Toyota dément formellement la promesse d’investissement de 10 milliards de dollars aux États-Unis, contredisant les déclarations de Trump

Le géant automobile japonais a clairement indiqué qu'aucun engagement de cette ampleur n'avait été pris
Une mise au point qui soulève des questions sur la fiabilité des annonces économiques
Le contraste entre les déclarations politiques et la réalité des investissements corporatifs
Dans le monde des affaires, les promesses valent parfois moins que les contrats signés - une leçon que même les présidents devraient apprendre
La visite de Trump au Japon n'a guère donné lieu à des actions concrètes.
La confusion entourant les projets d'investissement de Toyota est apparue lors de la visite de trois jours de Trump au Japon, qui s'est achevée mercredi. Ce voyage a été marqué par de nombreux échanges chaleureux entre les dirigeants américain et japonais, mais n'a abouti qu'à peu de mesures concrètes concernant le vaste programme d'investissement de 550 milliards de dollars promis par le Japon.
Trump a passé la semaine de lundi à mercredi au Japon, où il a fait l'éloge à plusieurs reprises du Premier ministre Sanae Takaichi et a parlé d'un nouvel « âge d'or » pour les relations entre les deux pays, comme l'a rapporté Cryptopolitan .
Mardi, Donald Trump a rencontré Takaichi, devenue la première femme Première ministre du Japon. Il s'est félicité de sa promesse d'accélérer certaines initiatives et a signé des accords portant sur le commerce et d'autres sujets.

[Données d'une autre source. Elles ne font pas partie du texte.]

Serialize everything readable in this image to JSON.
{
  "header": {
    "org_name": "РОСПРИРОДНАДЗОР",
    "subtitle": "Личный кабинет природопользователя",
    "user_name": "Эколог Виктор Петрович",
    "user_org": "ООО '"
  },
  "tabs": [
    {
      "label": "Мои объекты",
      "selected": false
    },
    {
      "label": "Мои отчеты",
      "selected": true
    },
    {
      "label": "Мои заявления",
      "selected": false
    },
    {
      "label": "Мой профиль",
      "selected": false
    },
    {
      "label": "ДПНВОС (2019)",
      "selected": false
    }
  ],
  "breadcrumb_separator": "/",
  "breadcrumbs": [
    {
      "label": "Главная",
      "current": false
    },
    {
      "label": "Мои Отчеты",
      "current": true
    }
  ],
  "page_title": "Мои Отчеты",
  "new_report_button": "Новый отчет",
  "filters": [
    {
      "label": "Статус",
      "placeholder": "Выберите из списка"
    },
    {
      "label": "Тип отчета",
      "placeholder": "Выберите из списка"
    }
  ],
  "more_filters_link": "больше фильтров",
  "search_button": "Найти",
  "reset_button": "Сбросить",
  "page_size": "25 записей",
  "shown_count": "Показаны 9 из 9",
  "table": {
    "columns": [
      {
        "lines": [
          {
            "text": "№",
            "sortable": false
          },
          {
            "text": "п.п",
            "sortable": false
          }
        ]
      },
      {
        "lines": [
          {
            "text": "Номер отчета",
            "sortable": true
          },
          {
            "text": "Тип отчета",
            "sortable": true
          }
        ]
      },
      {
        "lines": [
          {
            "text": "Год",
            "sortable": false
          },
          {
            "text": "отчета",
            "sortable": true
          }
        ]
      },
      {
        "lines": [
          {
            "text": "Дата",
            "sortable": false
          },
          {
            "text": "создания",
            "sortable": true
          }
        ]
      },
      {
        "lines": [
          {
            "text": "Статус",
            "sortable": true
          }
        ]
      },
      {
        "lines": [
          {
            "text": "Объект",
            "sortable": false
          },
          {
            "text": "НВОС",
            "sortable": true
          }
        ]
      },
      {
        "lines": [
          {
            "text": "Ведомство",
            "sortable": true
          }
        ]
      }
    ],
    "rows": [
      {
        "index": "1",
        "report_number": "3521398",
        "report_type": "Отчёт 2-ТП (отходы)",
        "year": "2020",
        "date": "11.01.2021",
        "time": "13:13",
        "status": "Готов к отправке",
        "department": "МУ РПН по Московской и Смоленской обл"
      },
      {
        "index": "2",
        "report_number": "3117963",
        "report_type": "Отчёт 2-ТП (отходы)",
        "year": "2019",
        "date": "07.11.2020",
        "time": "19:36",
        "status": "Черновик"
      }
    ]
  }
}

Malgré toutes les cérémonies, aucun projet n'a progressé dans le cadre de l'engagement d'investissement de 550 milliards de dollars du Japon pendant la visite de Trump aux États-Unis. Deux responsables japonais ont confirmé que le programme, qui prévoit que le Japon finance des projets contrôlés par les États-Unis, n'a en réalité pas démarré.
« Aucun projet précis n'a été finalisé à ce stade », a déclaré mardi la ministre des Finances, Satsuki Katayama, interrogée sur cet engagement.

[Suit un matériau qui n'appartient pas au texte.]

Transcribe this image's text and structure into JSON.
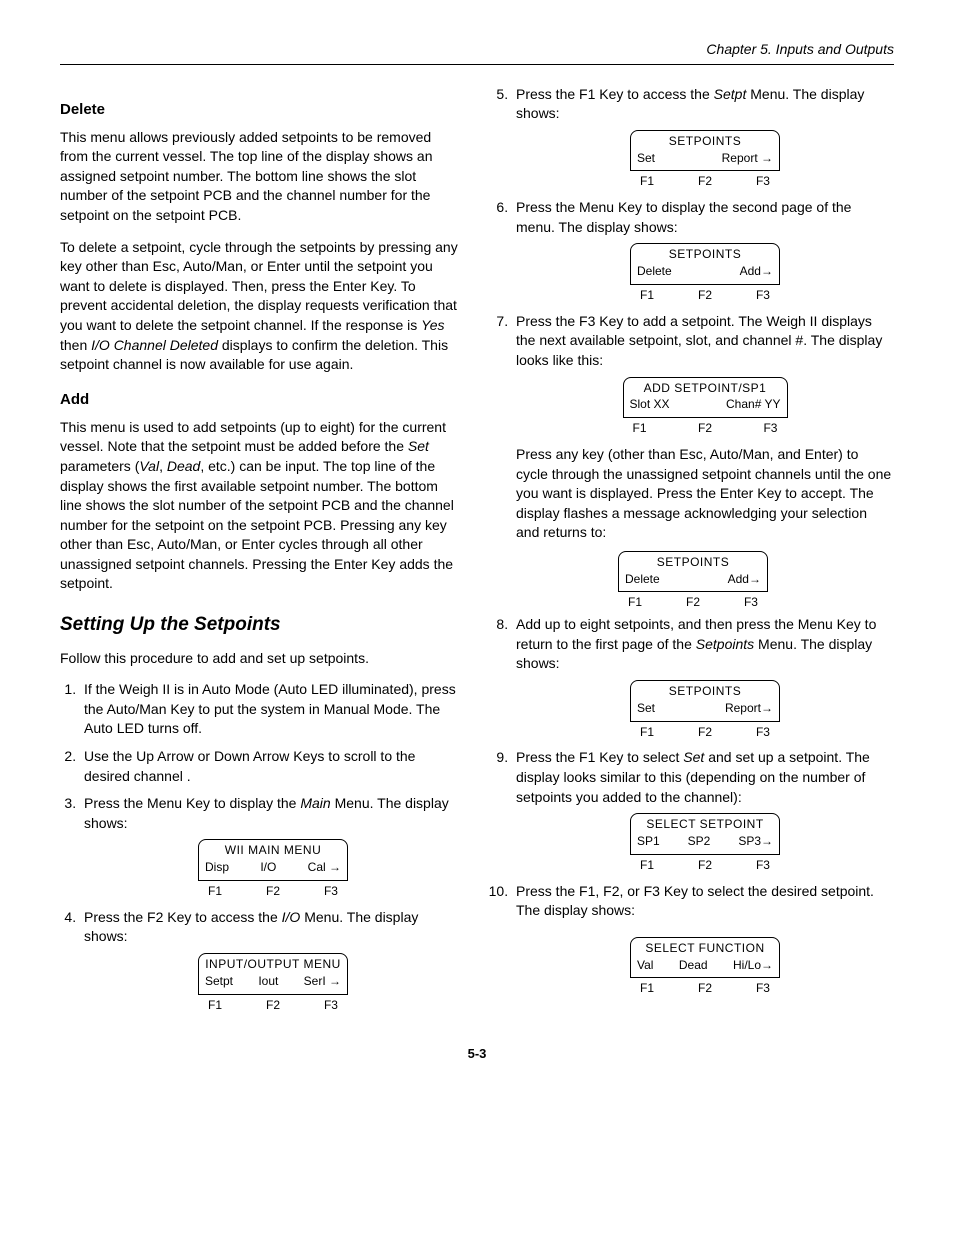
{
  "header": {
    "chapter": "Chapter 5. Inputs and Outputs"
  },
  "left": {
    "delete_head": "Delete",
    "delete_p1": "This menu allows previously added setpoints to be removed from the current vessel. The top line of the display shows an assigned setpoint number. The bottom line shows the slot number of the setpoint PCB and the channel number for the setpoint on the setpoint PCB.",
    "delete_p2a": "To delete a setpoint, cycle through the setpoints by pressing any key other than Esc, Auto/Man, or Enter until the setpoint you want to delete is displayed. Then, press the Enter Key. To prevent accidental deletion, the display requests verification that you want to delete the setpoint channel. If the response is ",
    "delete_p2_yes": "Yes",
    "delete_p2b": " then ",
    "delete_p2_io": "I/O Channel Deleted",
    "delete_p2c": " displays to confirm the deletion. This setpoint channel is now available for use again.",
    "add_head": "Add",
    "add_p1a": "This menu is used to add setpoints (up to eight) for the current vessel. Note that the setpoint must be added before the ",
    "add_p1_set": "Set",
    "add_p1b": " parameters (",
    "add_p1_val": "Val",
    "add_p1c": ", ",
    "add_p1_dead": "Dead",
    "add_p1d": ", etc.) can be input. The top line of the display shows the first available setpoint number. The bottom line shows the slot number of the setpoint PCB and the channel number for the setpoint on the setpoint PCB. Pressing any key other than Esc, Auto/Man, or Enter cycles through all other unassigned setpoint channels. Pressing the Enter Key adds the setpoint.",
    "setup_head": "Setting Up the Setpoints",
    "setup_intro": "Follow this procedure to add and set up setpoints.",
    "step1": "If the Weigh II is in Auto Mode (Auto LED illuminated), press the Auto/Man Key to put the system in Manual Mode. The Auto LED turns off.",
    "step2": "Use the Up Arrow or Down Arrow Keys to scroll to the desired channel .",
    "step3a": "Press the Menu Key to display the ",
    "step3_main": "Main",
    "step3b": " Menu. The display shows:",
    "step4a": "Press the F2 Key to access the ",
    "step4_io": "I/O",
    "step4b": " Menu. The display shows:"
  },
  "right": {
    "step5a": "Press the F1 Key to access the ",
    "step5_setpt": "Setpt",
    "step5b": " Menu. The display shows:",
    "step6": "Press the Menu Key to display the second page of the menu. The display shows:",
    "step7": "Press the F3 Key to add a setpoint. The Weigh II displays the next available setpoint, slot, and channel #. The display looks like this:",
    "step7_cont": "Press any key (other than Esc, Auto/Man, and Enter) to cycle through the unassigned setpoint channels until the one you want is displayed. Press the Enter Key to accept. The display flashes a message acknowledging your selection and returns to:",
    "step8a": "Add up to eight setpoints, and then press the Menu Key to return to the first page of the ",
    "step8_setpoints": "Setpoints",
    "step8b": " Menu. The display shows:",
    "step9a": "Press the F1 Key to select ",
    "step9_set": "Set",
    "step9b": " and set up a setpoint. The display looks similar to this (depending on the number of setpoints you added to the channel):",
    "step10": "Press the F1, F2, or F3 Key to select the desired setpoint. The display shows:"
  },
  "displays": {
    "main": {
      "title": "WII MAIN MENU",
      "l": "Disp",
      "m": "I/O",
      "r": "Cal →"
    },
    "io": {
      "title": "INPUT/OUTPUT MENU",
      "l": "Setpt",
      "m": "Iout",
      "r": "SerI →"
    },
    "setpoints1": {
      "title": "SETPOINTS",
      "l": "Set",
      "m": "",
      "r": "Report →"
    },
    "setpoints2": {
      "title": "SETPOINTS",
      "l": "Delete",
      "m": "",
      "r": "Add→"
    },
    "addsp": {
      "title": "ADD SETPOINT/SP1",
      "l": "Slot XX",
      "m": "",
      "r": "Chan# YY"
    },
    "setpoints3": {
      "title": "SETPOINTS",
      "l": "Delete",
      "m": "",
      "r": "Add→"
    },
    "setpoints4": {
      "title": "SETPOINTS",
      "l": "Set",
      "m": "",
      "r": "Report→"
    },
    "selectsp": {
      "title": "SELECT SETPOINT",
      "l": "SP1",
      "m": "SP2",
      "r": "SP3→"
    },
    "selectfn": {
      "title": "SELECT FUNCTION",
      "l": "Val",
      "m": "Dead",
      "r": "Hi/Lo→"
    }
  },
  "fkeys": {
    "f1": "F1",
    "f2": "F2",
    "f3": "F3"
  },
  "page_num": "5-3"
}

Un accord signé début septembre par Ryosei Akazawa, alors ministre de la Revitalisation économique, et Howard Lutnick, secrétaire au Commerce, définit les modalités de la procédure. Les projets seront proposés par un comité présidé par le secrétaire au Commerce, puis devront être approuvés par ledent .
« À ce stade, nous ne pouvons pas dire avec certitude combien de temps prendra le processus », a déclaré mardi aux journalistes Akazawa, qui occupe actuellement le poste de ministre du Commerce du Japon.
Après avoir quitté le Japon, Trump s'est rendu en Corée, où une autre promesse d'investissement majeure, cette fois-ci de 350 milliards de dollars, est au point mort. Des désaccords sur le rythme de déblocage des fonds, leur provenance, les critères de sélection des projets et la répartition des bénéfices ont ralenti le processus.
Des fiches d'information répertorient les projets potentiels
Les autorités japonaises du commerce et des finances ont publié une fiche d'information sur ce programme de 550 milliards de dollars pendant le séjour de Trump.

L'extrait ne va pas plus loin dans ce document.